Les “fermes à clics” du Premier ministre “social” du Cambodge

Hun Sen © Reuters

Entre ses “live” sur Facebook et ses étranges photos de vacances le montrant T-shirt mouillé sur la plage, le Premier ministre du Cambodge, Hun Sen, est devenu un phénomène des réseaux sociaux. Mais des doutes sont émis sur l’origine de ses cinq millions de fans.

Un soudain afflux de “like” sur sa page Facebook officielle par des internautes basés aux Philippines ou en Inde a suscité les sarcasmes de l’opposition.

La belle histoire échafaudée par les communicants de l’homme fort du Cambodge, qui se maintient au pouvoir depuis plus de trente ans, se révèle plus compliquée que ce qu’en dit la page d’accueil de sa page Facebook officielle.

En quelques mois de présence sur les réseaux sociaux, sa conquête de cinq millions de fans était censée montrer l’intérêt de la jeune génération, pour cet ancien “dinosaure” auto-proclamé, récemment converti aux réseaux sociaux, avant des élections prévues en 2018.

Or, grâce au logiciel de détermination des origines des “like” SocialBakers.com, il apparaît que nombre de ces clics vient d’Inde, d’Indonésie ou des Philippines, pays où il est peu probable que la page du Premier ministre cambodgien déchaîne les passions.

Inde et Philippines sont en revanche connues pour abriter des “fermes à clics” de sites illégaux qui proposent de faire acheter des “likes” par des internautes rémunérés pour cela.

Très populaire en Inde

Selon une projection réalisée par l’AFP sur SocialBakers.com, le site de Hun Sen a connu deux périodes de pics de “like” originaires d’Inde et des Philippines récemment. Elle montre aussi que seuls 55% des 5 millions de “fans” de Hun Sen vivent au Cambodge.

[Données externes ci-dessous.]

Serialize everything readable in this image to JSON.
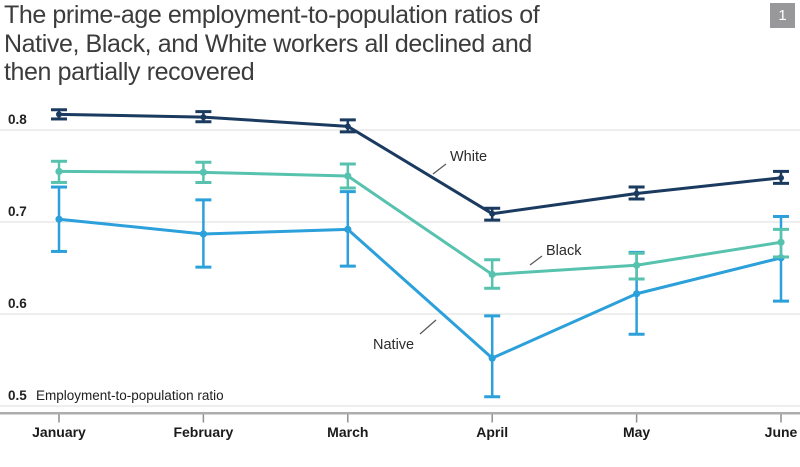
{
  "title": {
    "lines": [
      "The prime-age employment-to-population ratios of",
      "Native, Black, and White workers all declined and",
      "then partially recovered"
    ]
  },
  "badge": {
    "number": "1"
  },
  "colors": {
    "native": "#2BA0DA",
    "black": "#57C2AE",
    "white": "#1A3A5F",
    "grid": "#E4E4E4",
    "axis_line": "#ADADAD",
    "tick": "#8F8F8F",
    "leader": "#5A5A5A",
    "badge_bg": "#98989A",
    "title_text": "#3C3C3C"
  },
  "chart_data": {
    "type": "line",
    "title": "The prime-age employment-to-population ratios of Native, Black, and White workers all declined and then partially recovered",
    "categories": [
      "January",
      "February",
      "March",
      "April",
      "May",
      "June"
    ],
    "xlabel": "",
    "ylabel": "Employment-to-population ratio",
    "yticks": [
      0.5,
      0.6,
      0.7,
      0.8
    ],
    "ylim": [
      0.49,
      0.835
    ],
    "grid": true,
    "legend_position": "inline-annotations",
    "error_bars": true,
    "series": [
      {
        "name": "Native",
        "color": "#2BA0DA",
        "values": [
          0.703,
          0.687,
          0.692,
          0.552,
          0.622,
          0.661
        ],
        "err_lo": [
          0.668,
          0.651,
          0.652,
          0.51,
          0.578,
          0.614
        ],
        "err_hi": [
          0.738,
          0.724,
          0.733,
          0.598,
          0.667,
          0.706
        ]
      },
      {
        "name": "Black",
        "color": "#57C2AE",
        "values": [
          0.755,
          0.754,
          0.75,
          0.643,
          0.653,
          0.678
        ],
        "err_lo": [
          0.743,
          0.743,
          0.737,
          0.628,
          0.638,
          0.662
        ],
        "err_hi": [
          0.766,
          0.765,
          0.763,
          0.659,
          0.666,
          0.692
        ]
      },
      {
        "name": "White",
        "color": "#1A3A5F",
        "values": [
          0.817,
          0.814,
          0.804,
          0.709,
          0.731,
          0.748
        ],
        "err_lo": [
          0.812,
          0.809,
          0.798,
          0.702,
          0.725,
          0.742
        ],
        "err_hi": [
          0.822,
          0.82,
          0.811,
          0.715,
          0.738,
          0.755
        ]
      }
    ],
    "annotations": [
      {
        "label": "White",
        "text_x": 450,
        "text_y": 161,
        "leader": [
          433,
          174,
          446,
          164
        ]
      },
      {
        "label": "Black",
        "text_x": 546,
        "text_y": 255,
        "leader": [
          530,
          265,
          542,
          256
        ]
      },
      {
        "label": "Native",
        "text_x": 373,
        "text_y": 349,
        "leader": [
          420,
          334,
          436,
          320
        ]
      }
    ]
  }
}
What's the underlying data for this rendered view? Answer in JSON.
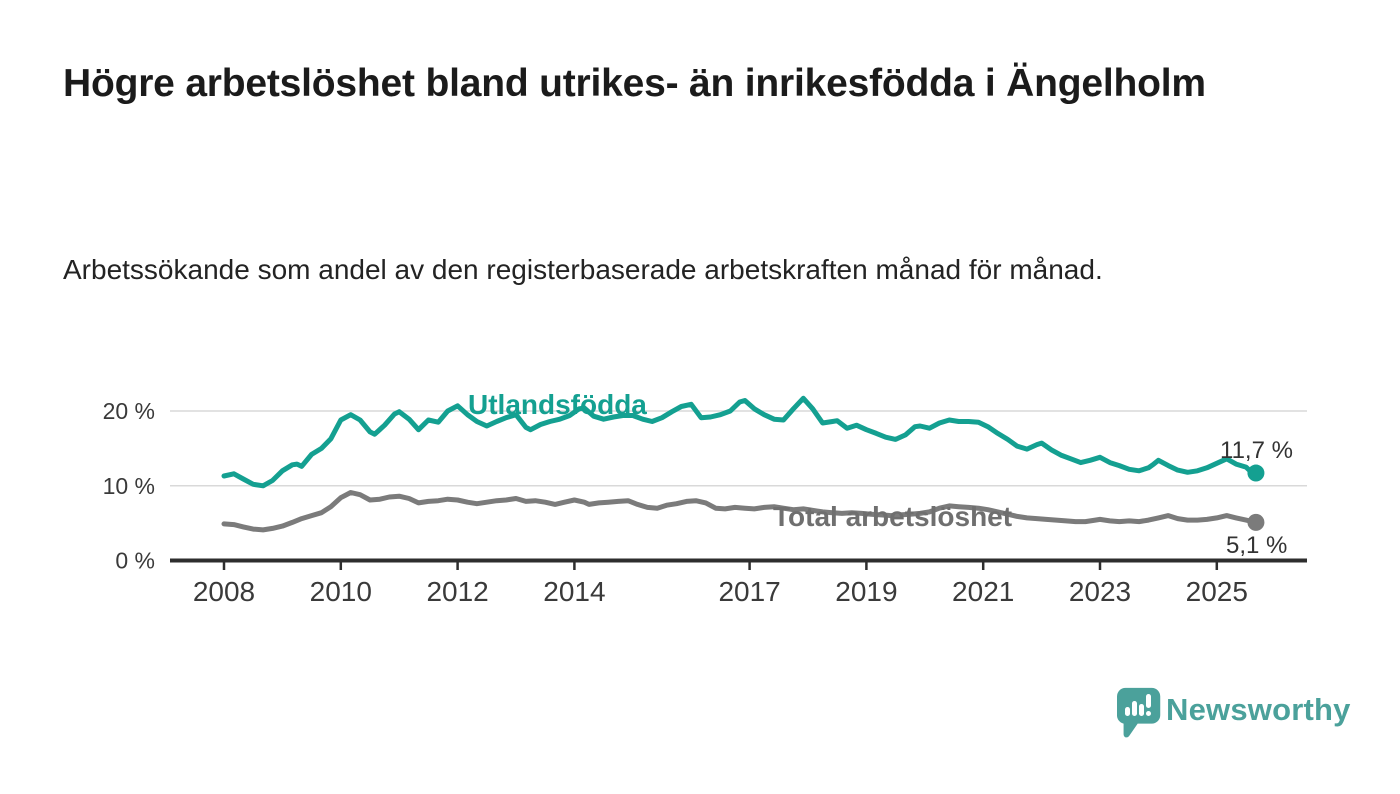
{
  "chart_data": {
    "type": "line",
    "title": "Högre arbetslöshet bland utrikes- än inrikesfödda i Ängelholm",
    "subtitle": "Arbetssökande som andel av den registerbaserade arbetskraften månad för månad.",
    "x_unit": "year (monthly observations)",
    "y_unit": "percent of registered labour force",
    "xlim": [
      2007.1,
      2026.5
    ],
    "ylim": [
      0,
      23
    ],
    "grid": "horizontal-only",
    "legend_position": "inline-labels-on-lines",
    "x_tick_labels": [
      "2008",
      "2010",
      "2012",
      "2014",
      "2017",
      "2019",
      "2021",
      "2023",
      "2025"
    ],
    "x_tick_years": [
      2008,
      2010,
      2012,
      2014,
      2017,
      2019,
      2021,
      2023,
      2025
    ],
    "y_ticks": [
      {
        "value": 20,
        "label": "20 %"
      },
      {
        "value": 10,
        "label": "10 %"
      },
      {
        "value": 0,
        "label": "0 %"
      }
    ],
    "series": [
      {
        "name": "Utlandsfödda",
        "color": "#14a091",
        "line_width": 5,
        "end_dot": true,
        "end_label": "11,7 %",
        "end_value": 11.7,
        "points": [
          [
            2008.0,
            11.3
          ],
          [
            2008.17,
            11.6
          ],
          [
            2008.33,
            10.9
          ],
          [
            2008.5,
            10.2
          ],
          [
            2008.67,
            10.0
          ],
          [
            2008.83,
            10.7
          ],
          [
            2009.0,
            12.0
          ],
          [
            2009.17,
            12.8
          ],
          [
            2009.25,
            12.9
          ],
          [
            2009.33,
            12.6
          ],
          [
            2009.5,
            14.2
          ],
          [
            2009.67,
            15.0
          ],
          [
            2009.83,
            16.3
          ],
          [
            2010.0,
            18.8
          ],
          [
            2010.17,
            19.5
          ],
          [
            2010.33,
            18.8
          ],
          [
            2010.5,
            17.2
          ],
          [
            2010.58,
            16.9
          ],
          [
            2010.75,
            18.1
          ],
          [
            2010.92,
            19.6
          ],
          [
            2011.0,
            19.9
          ],
          [
            2011.17,
            18.9
          ],
          [
            2011.33,
            17.5
          ],
          [
            2011.5,
            18.8
          ],
          [
            2011.67,
            18.5
          ],
          [
            2011.83,
            20.0
          ],
          [
            2012.0,
            20.7
          ],
          [
            2012.17,
            19.5
          ],
          [
            2012.33,
            18.6
          ],
          [
            2012.5,
            18.0
          ],
          [
            2012.67,
            18.6
          ],
          [
            2012.83,
            19.1
          ],
          [
            2013.0,
            19.5
          ],
          [
            2013.17,
            17.8
          ],
          [
            2013.25,
            17.5
          ],
          [
            2013.42,
            18.2
          ],
          [
            2013.58,
            18.6
          ],
          [
            2013.75,
            18.9
          ],
          [
            2013.92,
            19.4
          ],
          [
            2014.08,
            20.3
          ],
          [
            2014.17,
            20.4
          ],
          [
            2014.33,
            19.3
          ],
          [
            2014.5,
            18.9
          ],
          [
            2014.67,
            19.2
          ],
          [
            2014.83,
            19.4
          ],
          [
            2015.0,
            19.4
          ],
          [
            2015.17,
            18.9
          ],
          [
            2015.33,
            18.6
          ],
          [
            2015.5,
            19.1
          ],
          [
            2015.67,
            19.9
          ],
          [
            2015.83,
            20.6
          ],
          [
            2016.0,
            20.9
          ],
          [
            2016.17,
            19.1
          ],
          [
            2016.33,
            19.2
          ],
          [
            2016.5,
            19.5
          ],
          [
            2016.67,
            20.0
          ],
          [
            2016.83,
            21.2
          ],
          [
            2016.92,
            21.4
          ],
          [
            2017.08,
            20.3
          ],
          [
            2017.25,
            19.5
          ],
          [
            2017.42,
            18.9
          ],
          [
            2017.58,
            18.8
          ],
          [
            2017.75,
            20.3
          ],
          [
            2017.92,
            21.7
          ],
          [
            2018.08,
            20.3
          ],
          [
            2018.25,
            18.4
          ],
          [
            2018.42,
            18.6
          ],
          [
            2018.5,
            18.7
          ],
          [
            2018.67,
            17.7
          ],
          [
            2018.83,
            18.1
          ],
          [
            2019.0,
            17.5
          ],
          [
            2019.17,
            17.0
          ],
          [
            2019.33,
            16.5
          ],
          [
            2019.5,
            16.2
          ],
          [
            2019.67,
            16.8
          ],
          [
            2019.83,
            17.9
          ],
          [
            2019.92,
            18.0
          ],
          [
            2020.08,
            17.7
          ],
          [
            2020.25,
            18.4
          ],
          [
            2020.42,
            18.8
          ],
          [
            2020.58,
            18.6
          ],
          [
            2020.75,
            18.6
          ],
          [
            2020.92,
            18.5
          ],
          [
            2021.08,
            17.9
          ],
          [
            2021.25,
            17.0
          ],
          [
            2021.42,
            16.2
          ],
          [
            2021.58,
            15.3
          ],
          [
            2021.75,
            14.9
          ],
          [
            2021.92,
            15.5
          ],
          [
            2022.0,
            15.7
          ],
          [
            2022.17,
            14.8
          ],
          [
            2022.33,
            14.1
          ],
          [
            2022.5,
            13.6
          ],
          [
            2022.67,
            13.1
          ],
          [
            2022.83,
            13.4
          ],
          [
            2023.0,
            13.8
          ],
          [
            2023.17,
            13.1
          ],
          [
            2023.33,
            12.7
          ],
          [
            2023.5,
            12.2
          ],
          [
            2023.67,
            12.0
          ],
          [
            2023.83,
            12.4
          ],
          [
            2023.92,
            12.9
          ],
          [
            2024.0,
            13.4
          ],
          [
            2024.17,
            12.7
          ],
          [
            2024.33,
            12.1
          ],
          [
            2024.5,
            11.8
          ],
          [
            2024.67,
            12.0
          ],
          [
            2024.83,
            12.4
          ],
          [
            2025.0,
            13.0
          ],
          [
            2025.17,
            13.6
          ],
          [
            2025.33,
            12.9
          ],
          [
            2025.5,
            12.5
          ],
          [
            2025.58,
            11.9
          ],
          [
            2025.67,
            11.7
          ]
        ]
      },
      {
        "name": "Total arbetslöshet",
        "color": "#7b7b7b",
        "line_width": 5,
        "end_dot": true,
        "end_label": "5,1 %",
        "end_value": 5.1,
        "points": [
          [
            2008.0,
            4.9
          ],
          [
            2008.17,
            4.8
          ],
          [
            2008.33,
            4.5
          ],
          [
            2008.5,
            4.2
          ],
          [
            2008.67,
            4.1
          ],
          [
            2008.83,
            4.3
          ],
          [
            2009.0,
            4.6
          ],
          [
            2009.17,
            5.1
          ],
          [
            2009.33,
            5.6
          ],
          [
            2009.5,
            6.0
          ],
          [
            2009.67,
            6.4
          ],
          [
            2009.83,
            7.2
          ],
          [
            2010.0,
            8.4
          ],
          [
            2010.17,
            9.1
          ],
          [
            2010.33,
            8.8
          ],
          [
            2010.5,
            8.1
          ],
          [
            2010.67,
            8.2
          ],
          [
            2010.83,
            8.5
          ],
          [
            2011.0,
            8.6
          ],
          [
            2011.17,
            8.3
          ],
          [
            2011.33,
            7.7
          ],
          [
            2011.5,
            7.9
          ],
          [
            2011.67,
            8.0
          ],
          [
            2011.83,
            8.2
          ],
          [
            2012.0,
            8.1
          ],
          [
            2012.17,
            7.8
          ],
          [
            2012.33,
            7.6
          ],
          [
            2012.5,
            7.8
          ],
          [
            2012.67,
            8.0
          ],
          [
            2012.83,
            8.1
          ],
          [
            2013.0,
            8.3
          ],
          [
            2013.17,
            7.9
          ],
          [
            2013.33,
            8.0
          ],
          [
            2013.5,
            7.8
          ],
          [
            2013.67,
            7.5
          ],
          [
            2013.83,
            7.8
          ],
          [
            2014.0,
            8.1
          ],
          [
            2014.17,
            7.8
          ],
          [
            2014.25,
            7.5
          ],
          [
            2014.42,
            7.7
          ],
          [
            2014.58,
            7.8
          ],
          [
            2014.75,
            7.9
          ],
          [
            2014.92,
            8.0
          ],
          [
            2015.08,
            7.5
          ],
          [
            2015.25,
            7.1
          ],
          [
            2015.42,
            7.0
          ],
          [
            2015.58,
            7.4
          ],
          [
            2015.75,
            7.6
          ],
          [
            2015.92,
            7.9
          ],
          [
            2016.08,
            8.0
          ],
          [
            2016.25,
            7.7
          ],
          [
            2016.42,
            7.0
          ],
          [
            2016.58,
            6.9
          ],
          [
            2016.75,
            7.1
          ],
          [
            2016.92,
            7.0
          ],
          [
            2017.08,
            6.9
          ],
          [
            2017.25,
            7.1
          ],
          [
            2017.42,
            7.2
          ],
          [
            2017.58,
            7.0
          ],
          [
            2017.75,
            6.8
          ],
          [
            2017.92,
            6.9
          ],
          [
            2018.08,
            6.7
          ],
          [
            2018.25,
            6.5
          ],
          [
            2018.42,
            6.4
          ],
          [
            2018.58,
            6.3
          ],
          [
            2018.75,
            6.4
          ],
          [
            2018.92,
            6.3
          ],
          [
            2019.08,
            6.2
          ],
          [
            2019.25,
            6.1
          ],
          [
            2019.42,
            6.0
          ],
          [
            2019.58,
            6.1
          ],
          [
            2019.75,
            6.2
          ],
          [
            2019.92,
            6.3
          ],
          [
            2020.08,
            6.5
          ],
          [
            2020.25,
            7.0
          ],
          [
            2020.42,
            7.3
          ],
          [
            2020.58,
            7.2
          ],
          [
            2020.75,
            7.1
          ],
          [
            2020.92,
            7.0
          ],
          [
            2021.08,
            6.8
          ],
          [
            2021.25,
            6.5
          ],
          [
            2021.42,
            6.2
          ],
          [
            2021.58,
            5.9
          ],
          [
            2021.75,
            5.7
          ],
          [
            2021.92,
            5.6
          ],
          [
            2022.08,
            5.5
          ],
          [
            2022.25,
            5.4
          ],
          [
            2022.42,
            5.3
          ],
          [
            2022.58,
            5.2
          ],
          [
            2022.75,
            5.2
          ],
          [
            2022.92,
            5.4
          ],
          [
            2023.0,
            5.5
          ],
          [
            2023.17,
            5.3
          ],
          [
            2023.33,
            5.2
          ],
          [
            2023.5,
            5.3
          ],
          [
            2023.67,
            5.2
          ],
          [
            2023.83,
            5.4
          ],
          [
            2024.0,
            5.7
          ],
          [
            2024.17,
            6.0
          ],
          [
            2024.33,
            5.6
          ],
          [
            2024.5,
            5.4
          ],
          [
            2024.67,
            5.4
          ],
          [
            2024.83,
            5.5
          ],
          [
            2025.0,
            5.7
          ],
          [
            2025.17,
            6.0
          ],
          [
            2025.33,
            5.7
          ],
          [
            2025.5,
            5.4
          ],
          [
            2025.67,
            5.1
          ]
        ]
      }
    ]
  },
  "colors": {
    "background": "#ffffff",
    "axis": "#2e2e2e",
    "gridline": "#d9d9d9",
    "tick_text": "#3a3a3a",
    "value_label_text": "#333333",
    "series_teal": "#14a091",
    "series_gray": "#7b7b7b",
    "brand_teal": "#4ba19b"
  },
  "footer": {
    "brand_name": "Newsworthy"
  }
}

Par contraste, 82% des près de trois millions d’internautes qui suivent Sam Rainsy, le chef de file de l’opposition, sont au Cambodge.

Actif de longue date sur les réseaux sociaux, il est celui qui a sonné la charge contre Hun Sen dans cette affaire.

“Dans sa logique trompeuse et puérile, Hun Sen veut gonfler sa popularité sur Facebook, de façon à justifier sa politique répressive”, accuse Sam Rainsy, dans un mail envoyé à l’AFP depuis son exil en France, pour échapper à des poursuites judiciaires dans son pays, politiques selon lui.

Loin de son image bonhomme sur internet, inquiet de ne plus pouvoir jouer au golf à cause de son gros ventre, Hun Sen multiplie les pressions sur l’opposition. Et plusieurs internautes ayant eu l’audace de le dénigrer ont été arrêtés.

Plus de 11% des “fans” de Hun Sen se situent en Inde, pays peu réputé pour abriter une diaspora cambodgienne.

Mais les équipes de Hun Sen démentent tout achat de clics, dans des fermes indiennes ou autres.

“Si nous avons de l’argent, nous construisons des routes, des ponts et des hôpitaux. Nous ne dépenserions pas de l’argent pour l’achat de +like+ sur Facebook”, a démenti Sok Eysan, porte-parole du parti de Hun Sen, le Parti du peuple cambodgien, dans un pays connu pour sa forte corruption, qui reste largement sous perfusion de l’aide internationale.

Les accusations de recours à des fermes à clics sont le fait de politiciens “jaloux”, a-t-il ajouté. Des analystes indépendants comme Virak Ou s’étonnent cependant aussi de ces pics de popularité venus de l’étranger, Virak Ou leur trouvant “très peu d’explications raisonnables”.

Pendant ce temps, malgré les moqueries sur la toile, Hun Sen et son équipe “réseaux sociaux” continuent leur oeuvre de promotion sur Facebook.

Dans une récente vidéo ayant gagné une certaine popularité, Hun Sen arrête son convoi pour parler à un simple conducteur de mobylette, énième mise en scène de sa proximité avec le peuple.

Hun Sen a alors enfourché la mobylette et a embarqué l’homme, médusé, pour un tour, avant de lui donner près de 1.000 euros en cash.

“Maintenant, tu peux changer de moto. Mais ne change pas de femme”, lui a alors lancé Hun Sen.